Полуденные сны | страница 33
5
Для Тимошки Вася был совершенно особым от всех существом, и даже если он на целый день уходил на работу или куда-нибудь далеко уезжал, он постоянно присутствовал в мире Тимошки, как основная ось, центр, смысл и необходимость бытия. Тимошка часто вспоминал о нем и начинал тосковать по его рукам, по его запаху, по его голосу, только с Васей у Тимошки связывалось ощущение настоящей радости и полноты жизни. Рядом с Васей, и особенно когда тот бывал в хорошем настроении, Тимошку одолевали приступы буйного веселья, показывая свою ловкость и силу, он прыгал особенно высоко, особенно быстро брал самый слабый след. И скучал Тимошка тоже по-своему: ни с того ни с сего он садился, широко расставив передние лапы, опускал голову чуть ли не до земли и застывал в таком положении надолго, и, если кто-нибудь начинал подсмеиваться над ним, он обижался и уходил с глаз подальше. И еще в острые приступы тоски появлялся на свет увесистый обкусанный кирпич. Тимошка таскал его в зубах по всему участку, устав, ложился, клал между лап и неотрывно сторожил, словно боялся, что обкусанный кирпич вскочит на ноги и удерет, когда же тоска несколько ослабевала, Тимошка уносил кирпич, осторожно взяв в зубы, словно живого щенка, и прятал в одному ему известное место.

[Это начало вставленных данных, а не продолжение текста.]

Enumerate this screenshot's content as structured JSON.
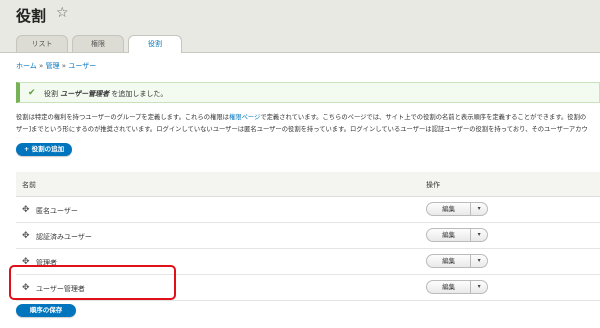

Вечером после отъезда Татьяны Романовны и Васи в доме, несмотря на хлопоты Семеновны, про себя довольной наконец-то осуществившимся отъездом племянника с женой, стало пусто и скучновато. Даша капризничала по пустякам, поссорилась с Олегом, тот вполне резонно обиделся и ушел наверх, в Васин кабинет. Там он пристроился на открытом балконе в старом плетеном кресле. Сквозь деревья в сумерках тяжело поблескивало озеро. В зелени еще возились и перепархивали птицы, солнце уже село. Из-за горизонта, окрашенного у самой земли ярко раскаленной узкой полосой, еще вырывался сноп золотистых лучей, пронизывающих одинокое, одно-единственное во всем небе, облачко ровным алым свечением, затем лучи стали короче, потускнели и скоро исчезли совсем. Над горизонтом еще чуть теплилось алое расплывшееся пятно, но вот и оно исчезло. Олег положил голову на перила балкона, глядя в сгустившуюся чернильную синеву и представляя себе серебристый самолет, летящий среди звезд в темном небе, и Татьяну Романовну с Васей. Он их любил, и теперь в груди как-то щемило, и к глазам подступала предательская теплота, но было темно, и никто бы не увидел его минутной слабости. Дом сейчас ярко светился всеми окнами, свет с трудом раздвигал густую вязкую тьму, затопившую сад, лес, озеро и всю остальную землю. Стали резче запахи цветов и травы, за прибрежные кусты зацепились одиночные клочья тумана, и наконец, преображая все вокруг, выплыла совершенно круглая, сияющая радостным и каким-то ненатуральным сиянием луна. Туман разросся, застлал озеро сплошным мягким покрывалом, неслышно окутал березы, росшие на берегу, точно опустились на воду невесомые, пышно взбитые облака, посеребренные лунным светом.